Forest fires destroyed a lot of the mastic trees on Chios in August 2012

Young mastic trees

Mastic (front left) and olives cover south Chios
We had missed Chios on our way north. I'm glad we had a chance to see it after all. It's where Homer was born. Not much sign of Homeric fighting spirit on the island these days. Chios town felt more desperate than Mytilene, its waterfront bars far too empty for comfort.

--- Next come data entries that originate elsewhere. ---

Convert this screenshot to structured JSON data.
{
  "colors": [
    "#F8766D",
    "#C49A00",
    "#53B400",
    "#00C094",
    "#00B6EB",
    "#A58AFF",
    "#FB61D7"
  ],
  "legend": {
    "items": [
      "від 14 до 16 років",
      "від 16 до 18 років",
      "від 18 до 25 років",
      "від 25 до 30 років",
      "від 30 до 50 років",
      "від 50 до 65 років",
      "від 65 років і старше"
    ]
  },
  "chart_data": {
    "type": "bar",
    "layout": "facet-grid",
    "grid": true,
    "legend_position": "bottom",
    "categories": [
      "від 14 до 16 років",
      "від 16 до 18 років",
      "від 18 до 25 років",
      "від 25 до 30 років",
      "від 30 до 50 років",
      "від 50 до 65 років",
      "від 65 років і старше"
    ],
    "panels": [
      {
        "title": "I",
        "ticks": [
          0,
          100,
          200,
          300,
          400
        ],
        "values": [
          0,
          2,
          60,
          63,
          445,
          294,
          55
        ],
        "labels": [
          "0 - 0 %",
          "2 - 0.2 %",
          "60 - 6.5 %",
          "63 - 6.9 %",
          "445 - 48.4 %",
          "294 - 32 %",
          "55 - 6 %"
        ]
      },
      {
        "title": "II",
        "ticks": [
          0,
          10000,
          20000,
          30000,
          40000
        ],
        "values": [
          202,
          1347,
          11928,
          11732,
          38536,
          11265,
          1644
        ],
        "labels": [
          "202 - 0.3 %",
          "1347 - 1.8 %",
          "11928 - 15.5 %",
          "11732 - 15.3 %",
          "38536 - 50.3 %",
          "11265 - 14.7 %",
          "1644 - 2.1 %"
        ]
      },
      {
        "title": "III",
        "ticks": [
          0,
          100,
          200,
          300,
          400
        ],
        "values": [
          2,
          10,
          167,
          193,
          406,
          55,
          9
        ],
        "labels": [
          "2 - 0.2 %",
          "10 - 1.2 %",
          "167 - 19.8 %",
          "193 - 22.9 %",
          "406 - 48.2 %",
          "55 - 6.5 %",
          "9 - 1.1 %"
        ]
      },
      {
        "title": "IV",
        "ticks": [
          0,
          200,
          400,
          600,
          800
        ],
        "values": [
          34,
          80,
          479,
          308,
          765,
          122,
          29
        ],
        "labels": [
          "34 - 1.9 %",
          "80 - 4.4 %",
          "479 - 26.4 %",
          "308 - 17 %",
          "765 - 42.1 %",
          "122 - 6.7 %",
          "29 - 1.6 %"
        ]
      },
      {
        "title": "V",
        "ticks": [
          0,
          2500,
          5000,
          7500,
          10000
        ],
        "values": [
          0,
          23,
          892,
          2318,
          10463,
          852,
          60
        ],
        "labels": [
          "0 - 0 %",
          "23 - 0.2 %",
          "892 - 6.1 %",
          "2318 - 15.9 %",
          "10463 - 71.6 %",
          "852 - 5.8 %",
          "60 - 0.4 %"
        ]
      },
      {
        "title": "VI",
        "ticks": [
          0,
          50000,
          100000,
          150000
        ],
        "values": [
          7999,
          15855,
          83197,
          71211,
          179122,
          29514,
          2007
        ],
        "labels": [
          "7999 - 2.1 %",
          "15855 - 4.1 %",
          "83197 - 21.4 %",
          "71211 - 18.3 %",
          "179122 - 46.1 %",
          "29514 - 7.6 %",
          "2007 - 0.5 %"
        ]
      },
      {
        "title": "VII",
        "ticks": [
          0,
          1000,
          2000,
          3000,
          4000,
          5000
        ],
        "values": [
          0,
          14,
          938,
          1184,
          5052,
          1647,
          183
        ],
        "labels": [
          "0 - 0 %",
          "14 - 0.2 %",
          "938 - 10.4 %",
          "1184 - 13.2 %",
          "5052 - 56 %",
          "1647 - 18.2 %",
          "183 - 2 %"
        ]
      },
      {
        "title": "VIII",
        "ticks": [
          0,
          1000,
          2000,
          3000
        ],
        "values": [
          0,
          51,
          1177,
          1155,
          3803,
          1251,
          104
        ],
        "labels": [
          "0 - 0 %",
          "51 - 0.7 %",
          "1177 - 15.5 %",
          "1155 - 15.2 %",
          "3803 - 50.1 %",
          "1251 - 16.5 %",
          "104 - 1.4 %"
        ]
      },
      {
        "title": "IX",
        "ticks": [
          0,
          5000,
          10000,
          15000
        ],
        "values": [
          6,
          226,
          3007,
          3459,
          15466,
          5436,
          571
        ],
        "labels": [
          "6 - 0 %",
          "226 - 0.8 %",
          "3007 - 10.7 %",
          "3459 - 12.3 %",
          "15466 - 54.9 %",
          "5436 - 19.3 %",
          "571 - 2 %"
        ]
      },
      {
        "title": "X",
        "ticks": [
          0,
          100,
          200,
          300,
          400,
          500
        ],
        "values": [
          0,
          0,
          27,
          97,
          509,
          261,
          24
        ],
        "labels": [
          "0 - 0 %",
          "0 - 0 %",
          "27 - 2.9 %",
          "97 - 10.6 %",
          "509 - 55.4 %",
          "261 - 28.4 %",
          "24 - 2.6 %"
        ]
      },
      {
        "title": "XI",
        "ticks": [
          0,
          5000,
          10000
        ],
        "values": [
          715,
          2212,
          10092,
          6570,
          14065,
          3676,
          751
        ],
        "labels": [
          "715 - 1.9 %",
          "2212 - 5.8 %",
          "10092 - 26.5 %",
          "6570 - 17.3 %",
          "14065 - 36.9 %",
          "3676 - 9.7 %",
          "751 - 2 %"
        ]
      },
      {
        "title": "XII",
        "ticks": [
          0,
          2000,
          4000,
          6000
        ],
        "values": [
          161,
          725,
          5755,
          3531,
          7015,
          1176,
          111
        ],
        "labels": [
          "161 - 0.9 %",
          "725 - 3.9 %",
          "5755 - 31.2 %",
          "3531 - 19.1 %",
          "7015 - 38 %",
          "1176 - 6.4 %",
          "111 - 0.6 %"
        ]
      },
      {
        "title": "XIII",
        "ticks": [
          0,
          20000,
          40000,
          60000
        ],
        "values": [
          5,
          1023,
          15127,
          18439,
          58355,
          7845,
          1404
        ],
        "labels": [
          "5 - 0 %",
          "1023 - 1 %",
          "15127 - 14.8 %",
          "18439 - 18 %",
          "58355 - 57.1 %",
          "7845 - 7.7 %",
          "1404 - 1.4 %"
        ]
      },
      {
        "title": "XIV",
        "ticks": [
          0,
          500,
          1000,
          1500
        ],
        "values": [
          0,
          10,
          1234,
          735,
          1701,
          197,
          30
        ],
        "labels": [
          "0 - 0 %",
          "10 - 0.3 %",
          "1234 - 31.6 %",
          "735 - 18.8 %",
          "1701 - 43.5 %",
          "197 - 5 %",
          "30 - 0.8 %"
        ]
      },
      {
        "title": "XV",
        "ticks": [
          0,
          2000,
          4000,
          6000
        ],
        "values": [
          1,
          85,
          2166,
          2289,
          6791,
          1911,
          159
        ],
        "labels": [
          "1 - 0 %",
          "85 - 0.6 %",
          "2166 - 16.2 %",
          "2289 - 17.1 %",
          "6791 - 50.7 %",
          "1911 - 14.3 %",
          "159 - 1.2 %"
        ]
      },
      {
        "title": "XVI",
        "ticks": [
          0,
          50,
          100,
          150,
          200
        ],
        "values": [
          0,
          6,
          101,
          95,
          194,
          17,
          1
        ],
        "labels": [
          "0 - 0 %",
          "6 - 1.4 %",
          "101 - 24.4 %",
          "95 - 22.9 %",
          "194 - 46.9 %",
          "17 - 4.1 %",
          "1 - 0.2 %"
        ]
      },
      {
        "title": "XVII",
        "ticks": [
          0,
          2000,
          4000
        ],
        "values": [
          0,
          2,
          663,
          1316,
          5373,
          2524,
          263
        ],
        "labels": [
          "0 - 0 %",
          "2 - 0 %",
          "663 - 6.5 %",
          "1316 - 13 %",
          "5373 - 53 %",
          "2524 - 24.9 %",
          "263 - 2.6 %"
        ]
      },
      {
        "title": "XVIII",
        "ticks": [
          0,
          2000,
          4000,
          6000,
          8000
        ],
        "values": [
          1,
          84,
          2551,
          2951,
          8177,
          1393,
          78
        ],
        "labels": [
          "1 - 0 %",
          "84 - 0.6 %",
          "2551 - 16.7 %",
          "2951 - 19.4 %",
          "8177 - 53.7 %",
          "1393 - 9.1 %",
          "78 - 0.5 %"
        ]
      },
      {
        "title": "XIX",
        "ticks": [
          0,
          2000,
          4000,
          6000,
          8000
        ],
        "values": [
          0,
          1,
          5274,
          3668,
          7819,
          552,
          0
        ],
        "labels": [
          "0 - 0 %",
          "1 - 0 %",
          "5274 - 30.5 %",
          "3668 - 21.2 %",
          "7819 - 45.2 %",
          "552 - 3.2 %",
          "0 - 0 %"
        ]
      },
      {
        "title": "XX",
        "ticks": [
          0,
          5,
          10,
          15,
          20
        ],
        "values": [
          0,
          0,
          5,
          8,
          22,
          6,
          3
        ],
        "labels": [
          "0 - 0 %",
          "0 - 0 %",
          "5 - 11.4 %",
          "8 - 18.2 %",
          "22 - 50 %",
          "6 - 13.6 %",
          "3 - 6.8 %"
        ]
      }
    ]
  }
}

The tourist draw is  in the south where mastic shrubs grow wild amongst the olives. Mastic is a chewy substance with medicinal properties which I've managed to live in total ignorance of until now - though I recognise it as the origin of the word masticate. It's made from resin which weeps from the mastic shrub when its bark is cut. "Tears of Chios" is another name for it (kind of proprietary). It's been in use for 2500 years for a variety of ailments (Google it) but the Ottoman sultans  prized it as a breath freshener for the girls in the harem, and were prepared to pay over the odds for it. So the mastic-producing villages of Chios - a kind of cartel -  were heavily fortified to keep their chewy gold out of the hands of robbers. From a distance places like Mesta and Olympic are almost indistinguishable from the rocky, scrubby landscape. Inside the villages, people must have lived in almost complete darkness. Their houses let in only a smidgeon of light because the laneways were so narrow and interconnected at both street and roof level. Prosperity at a price.

Wide street in Mesta

Getting a bit tight in Mesta


This isn't a set-up - Olympi resident

Everything to scale - a tiny church in Olympi


Decorative plasterwork in Pyrgi 
I liked the rustic plasterwork on houses and churches at Pyrgi, another of the mastic villages. The motifs and their execution are not especially fine or complex, but to my eye they are as striking as, say, a strong Marrimekko print or a piece of Tongan tapa cloth. Some modern houses at Emboreios, a tiny port a stone's throw from Pyrgi, had the traditional stencil work applied to their new plaster. I liked that too.


We were almost on our own as we wandered through these curious medieval villages. We remembered being in Provence in early summer, and almost drowning in the torrent of tourists rushing through similar cobbled streets. The trickle of visitors to the eastern Sporades islands in mid-June is something to both be grateful for, and to puzzle over.